Vorige week was ik in een natuurbad bij Nieuwersluis. Een kleine plas vlakbij de Vecht. Je ziet vanuit het zwembad de boten voorbij varen. Het bestaat al ruim tachtig jaar maar is bij velen onbekend. Het was er heerlijk. De kleur van het water herinnerde mij aan het fort waarin ik lang geleden had leren zwemmen. Fort Ruigenhoek in Groenekan, vlakbij Utrecht. Een deel van de fortgracht is bestemd voor een zwembad. Het heet De Kikker. Negentig jaar oud.
Het is eind april 1961. Woensdagochtend, 06.15 uur. Je kunt de klok erop gelijk zetten. Precies op die tijd horen mijn zus en ik mijn moeder op de trap. De deur van onze zolderkamer zwaait open. `Eins, Zwei, Drei, raus mit den Beinen` Er is geen ontkomen aan. Aankleden, badpak al aan, wat te eten. De fietsen staan al klaar. We vertrekken. Het is 06.45 uur, nog donker en koud. Mijn zus achterop bij mijn moeder en ik op mijn eigen fiets ernaast. Mijn broer fietst ook ergens richting zwembad. Waarschijnlijk vóór ons. Twintig minuten fietsen door de polder.
Even later lig ik op een krukje in een schuur om de arm en beenslag op het droge te oefenen. Al gauw krijg ik een band met kurken omgesnoerd en een houten plank in mijn handen geduwd. Het pierenbad wacht op mij. De temperatuur van het water is 13 graden. Mijn moeder moedigt mijn zus en mij aan en roept dat we flink moeten zijn. Nou ja, als het toch moet, dan maar in een keer. Mijn zus staat nog aan de kant. Wat is het ontzettend koud. Ik oefen totdat ik een ons weeg. Wat is dit erg. Het traject dat ik af moet leggen is lang. Na het oefenen met plank en kurkband komt alleen de plank. De kurkband verdwijnt om later weer terug te komen, als de plank weg mag. Oefenen, oefenen in het ijskoude water. Wekenlang. Mijn zusje weigert nog steeds het water in te gaan, ook al is het inmiddels 15 graden. Diep in mijn hart geef ik haar groot gelijk. Maar waar is mijn broer? Die mag vast al in het diepe.

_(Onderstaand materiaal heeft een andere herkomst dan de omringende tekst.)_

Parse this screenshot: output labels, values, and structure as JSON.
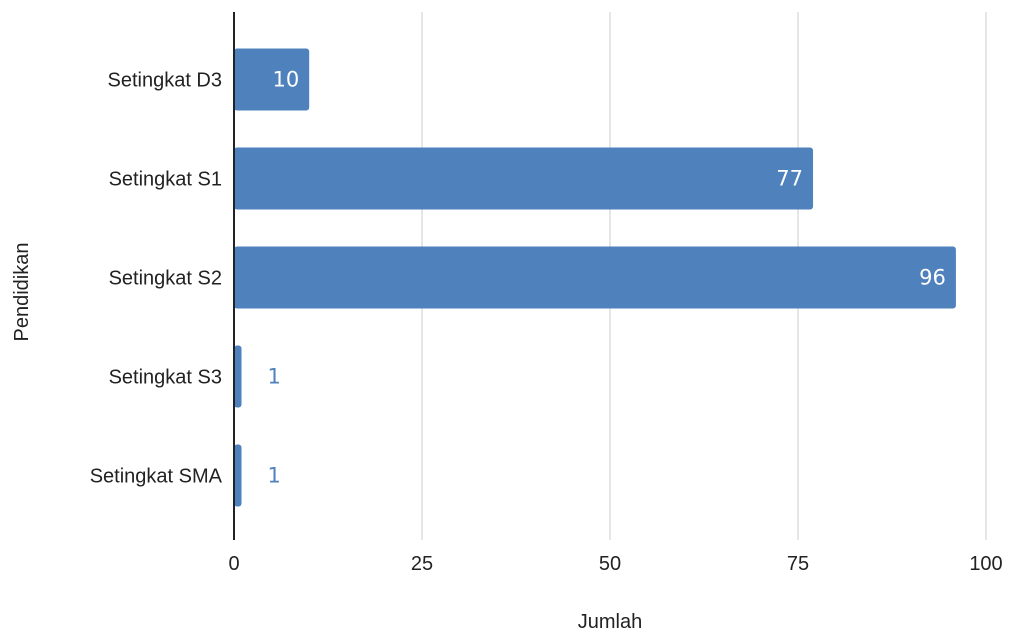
{
  "chart_data": {
    "type": "bar",
    "orientation": "horizontal",
    "categories": [
      "Setingkat D3",
      "Setingkat S1",
      "Setingkat S2",
      "Setingkat S3",
      "Setingkat SMA"
    ],
    "values": [
      10,
      77,
      96,
      1,
      1
    ],
    "value_labels": [
      "10",
      "77",
      "96",
      "1",
      "1"
    ],
    "xlabel": "Jumlah",
    "ylabel": "Pendidikan",
    "xlim": [
      0,
      100
    ],
    "xticks": [
      "0",
      "25",
      "50",
      "75",
      "100"
    ],
    "grid": "vertical",
    "legend": "none",
    "colors": {
      "bar": "#4f81bd",
      "label_inside": "#ffffff",
      "label_outside": "#4f81bd",
      "grid": "#cccccc",
      "axis": "#222222"
    }
  }
}
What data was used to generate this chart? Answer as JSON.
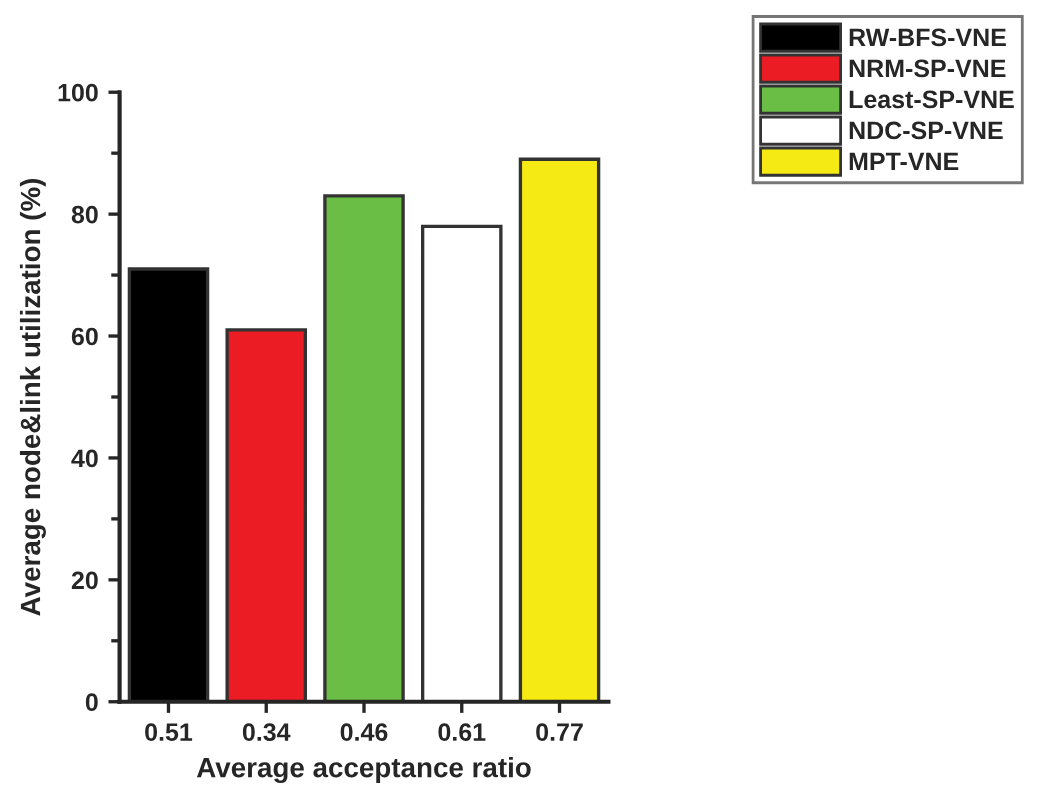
{
  "chart_data": {
    "type": "bar",
    "xlabel": "Average acceptance ratio",
    "ylabel": "Average node&link utilization (%)",
    "categories": [
      "0.51",
      "0.34",
      "0.46",
      "0.61",
      "0.77"
    ],
    "series": [
      {
        "name": "RW-BFS-VNE",
        "color": "#000000",
        "values": [
          71,
          null,
          null,
          null,
          null
        ]
      },
      {
        "name": "NRM-SP-VNE",
        "color": "#ec1c24",
        "values": [
          null,
          61,
          null,
          null,
          null
        ]
      },
      {
        "name": "Least-SP-VNE",
        "color": "#6abd45",
        "values": [
          null,
          null,
          83,
          null,
          null
        ]
      },
      {
        "name": "NDC-SP-VNE",
        "color": "#ffffff",
        "values": [
          null,
          null,
          null,
          78,
          null
        ]
      },
      {
        "name": "MPT-VNE",
        "color": "#f5ea14",
        "values": [
          null,
          null,
          null,
          null,
          89
        ]
      }
    ],
    "ylim": [
      0,
      100
    ],
    "yticks": [
      0,
      20,
      40,
      60,
      80,
      100
    ],
    "legend": "top right",
    "grid": false
  }
}
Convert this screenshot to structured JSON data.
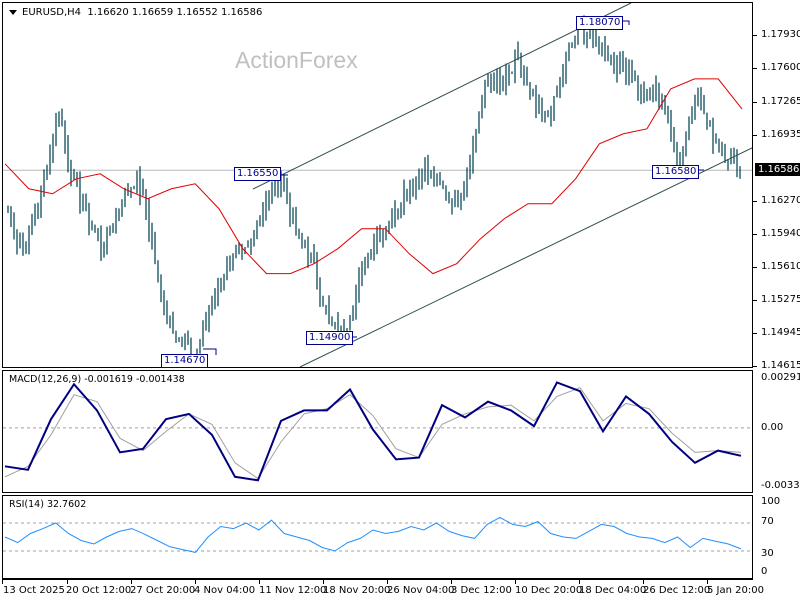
{
  "header": {
    "symbol": "EURUSD,H4",
    "ohlc": "1.16620 1.16659 1.16552 1.16586"
  },
  "watermark": "ActionForex",
  "price_axis": {
    "labels": [
      "1.17930",
      "1.17600",
      "1.17265",
      "1.16935",
      "1.16270",
      "1.15940",
      "1.15610",
      "1.15275",
      "1.14945",
      "1.14615"
    ],
    "current_price": "1.16586"
  },
  "levels": {
    "l1": "1.14670",
    "l2": "1.16550",
    "l3": "1.14900",
    "l4": "1.18070",
    "l5": "1.16580"
  },
  "macd": {
    "title": "MACD(12,26,9) -0.001619 -0.001438",
    "axis_top": "0.002913",
    "axis_zero": "0.00",
    "axis_bottom": "-0.003327"
  },
  "rsi": {
    "title": "RSI(14) 32.7602",
    "axis": [
      "100",
      "70",
      "30",
      "0"
    ]
  },
  "time_axis": [
    "13 Oct 2025",
    "20 Oct 12:00",
    "27 Oct 20:00",
    "4 Nov 04:00",
    "11 Nov 12:00",
    "18 Nov 20:00",
    "26 Nov 04:00",
    "3 Dec 12:00",
    "10 Dec 20:00",
    "18 Dec 04:00",
    "26 Dec 12:00",
    "5 Jan 20:00"
  ],
  "colors": {
    "bars": "#0d4a5c",
    "ma": "#e00000",
    "macd_main": "#000080",
    "macd_signal": "#a0a0a0",
    "rsi": "#1e90ff",
    "channel": "#2f4f4f",
    "label_border": "#00008b"
  },
  "chart_data": [
    {
      "type": "ohlc-bar",
      "title": "EURUSD,H4",
      "ohlc_last": {
        "open": 1.1662,
        "high": 1.16659,
        "low": 1.16552,
        "close": 1.16586
      },
      "ylim": [
        1.14615,
        1.1815
      ],
      "yticks": [
        1.1793,
        1.176,
        1.17265,
        1.16935,
        1.16586,
        1.1627,
        1.1594,
        1.1561,
        1.15275,
        1.14945,
        1.14615
      ],
      "x_labels": [
        "13 Oct 2025",
        "20 Oct 12:00",
        "27 Oct 20:00",
        "4 Nov 04:00",
        "11 Nov 12:00",
        "18 Nov 20:00",
        "26 Nov 04:00",
        "3 Dec 12:00",
        "10 Dec 20:00",
        "18 Dec 04:00",
        "26 Dec 12:00",
        "5 Jan 20:00"
      ],
      "close_path": [
        1.162,
        1.159,
        1.158,
        1.161,
        1.164,
        1.168,
        1.172,
        1.167,
        1.164,
        1.162,
        1.16,
        1.158,
        1.16,
        1.162,
        1.164,
        1.165,
        1.163,
        1.158,
        1.153,
        1.151,
        1.149,
        1.148,
        1.147,
        1.15,
        1.153,
        1.155,
        1.156,
        1.157,
        1.158,
        1.16,
        1.162,
        1.164,
        1.1655,
        1.162,
        1.159,
        1.158,
        1.156,
        1.153,
        1.15,
        1.1495,
        1.151,
        1.154,
        1.157,
        1.159,
        1.16,
        1.161,
        1.163,
        1.164,
        1.165,
        1.166,
        1.165,
        1.164,
        1.163,
        1.163,
        1.166,
        1.17,
        1.174,
        1.175,
        1.174,
        1.1755,
        1.177,
        1.174,
        1.172,
        1.171,
        1.172,
        1.175,
        1.178,
        1.18,
        1.1795,
        1.179,
        1.178,
        1.177,
        1.176,
        1.176,
        1.174,
        1.173,
        1.174,
        1.173,
        1.169,
        1.167,
        1.171,
        1.174,
        1.171,
        1.169,
        1.168,
        1.167,
        1.1659
      ],
      "moving_average": {
        "color": "red",
        "approx_path": [
          1.1665,
          1.164,
          1.1635,
          1.165,
          1.1655,
          1.164,
          1.163,
          1.164,
          1.1645,
          1.162,
          1.158,
          1.1555,
          1.1555,
          1.1565,
          1.158,
          1.16,
          1.16,
          1.1575,
          1.1555,
          1.1565,
          1.159,
          1.161,
          1.1625,
          1.1625,
          1.165,
          1.1685,
          1.1695,
          1.17,
          1.174,
          1.175,
          1.175,
          1.172
        ]
      },
      "annotations": [
        {
          "label": "1.14670",
          "type": "low"
        },
        {
          "label": "1.16550",
          "type": "high"
        },
        {
          "label": "1.14900",
          "type": "low"
        },
        {
          "label": "1.18070",
          "type": "high"
        },
        {
          "label": "1.16580",
          "type": "low"
        }
      ],
      "trend_channel": {
        "upper_from": [
          1.1655,
          "11 Nov"
        ],
        "upper_to": [
          1.1815,
          "26 Dec"
        ],
        "lower_from": [
          1.146,
          "14 Nov"
        ],
        "lower_to": [
          1.168,
          "7 Jan"
        ]
      }
    },
    {
      "type": "line",
      "title": "MACD(12,26,9) -0.001619 -0.001438",
      "ylim": [
        -0.003327,
        0.002913
      ],
      "series": [
        {
          "name": "MACD",
          "values": [
            -0.0022,
            -0.0024,
            0.0005,
            0.0025,
            0.001,
            -0.0014,
            -0.0012,
            0.0005,
            0.0008,
            -0.0004,
            -0.0028,
            -0.003,
            0.0004,
            0.001,
            0.001,
            0.0022,
            -0.0001,
            -0.0018,
            -0.0017,
            0.0013,
            0.0006,
            0.0015,
            0.001,
            0.0001,
            0.0026,
            0.0021,
            -0.0002,
            0.0018,
            0.0008,
            -0.0008,
            -0.002,
            -0.0013,
            -0.0016
          ]
        },
        {
          "name": "Signal",
          "values": [
            -0.0028,
            -0.0022,
            -0.0004,
            0.0019,
            0.0015,
            -0.0006,
            -0.0013,
            -0.0002,
            0.0008,
            0.0002,
            -0.002,
            -0.0029,
            -0.0008,
            0.0008,
            0.0011,
            0.0019,
            0.0007,
            -0.0012,
            -0.0017,
            0.0002,
            0.0008,
            0.0012,
            0.0013,
            0.0004,
            0.0018,
            0.0023,
            0.0004,
            0.0014,
            0.0011,
            -0.0003,
            -0.0014,
            -0.0013,
            -0.0014
          ]
        }
      ]
    },
    {
      "type": "line",
      "title": "RSI(14) 32.7602",
      "ylim": [
        0,
        100
      ],
      "levels": [
        70,
        30
      ],
      "series": [
        {
          "name": "RSI",
          "values": [
            50,
            42,
            55,
            62,
            70,
            55,
            45,
            40,
            50,
            58,
            62,
            54,
            45,
            36,
            32,
            28,
            50,
            65,
            62,
            70,
            60,
            74,
            55,
            50,
            45,
            35,
            30,
            42,
            48,
            60,
            55,
            58,
            65,
            60,
            70,
            58,
            52,
            48,
            68,
            78,
            68,
            65,
            72,
            55,
            50,
            48,
            58,
            68,
            65,
            55,
            50,
            48,
            42,
            50,
            35,
            48,
            44,
            40,
            33
          ]
        }
      ]
    }
  ]
}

Voor mij is de weg naar het half-gevorderde bad vrij. De volgende marteling kan beginnen. Het is een bad waar ik net niet kan staan. Ik moet in een keer het koude water in springen terwijl ik via een lang touw om mijn middel met de badmeester verbonden ben. Hij staat op de kant te wachten. Maar het duurt te lang. Opeens krijg ik een duw in mijn rug. Resultaat? Ik lig ik in het water. ‘Zwemmen’, hoor ik, ‘zwemmen verdorie!’ Met een plons springt ome Jan, de badmeester, het water in. Hij lispelt wat onverstaanbare adviezen tegen mij. Onverstaanbaar omdat hij volgens mijn moeder een echte `centenbak` had. Maar we wenden eraan. En ik ga zwemmen. Aan de band van ome Jan, die op de kant rustig meeloopt, heen en weer, baan na baan. Van de kant af roept hij zijn aanwijzingen. ‘Langer uitdrijven, goed die armen naar voren!’ Net zo lang totdat het goed genoeg is om de stempel ‘half-gevorderd’ op je leskaart te krijgen. Ik ben er bijna. Nog een stap naar volledig gevorderd of te wel ‘Het Kikkertje’.
Mijn moeder is onverbiddelijk. Doorzetten nu. Weer fietsen wij elke week die ene dag in alle vroegte naar De Kikker waar het ijzige water op ons wacht. Na een aantal weken ben ik sterk genoeg, beheers ik de rugslag en het watertrappelen lukt ook. Ik mag mijn kikkertje doen. De familie komt kijken. Wat een feest. Ondanks mijn gierende zenuwen breng ik het er goed van af. Ik krijg een kikkerstempel op mijn zwemkaart en een op mijn voorhoofd. Het allermooiste krijg ik van mijn vader en moeder. Het is een nieuw roze-geruit badpak mét rokje. Een mooier badpak heb ik nooit gehad. En ik? Ik was nog steeds een kouwe kikker.
Maar ik weet dat jij zeker geen koude kikker bent, voor mij niet en voor niemand.Maar je bent wel mijn kikker.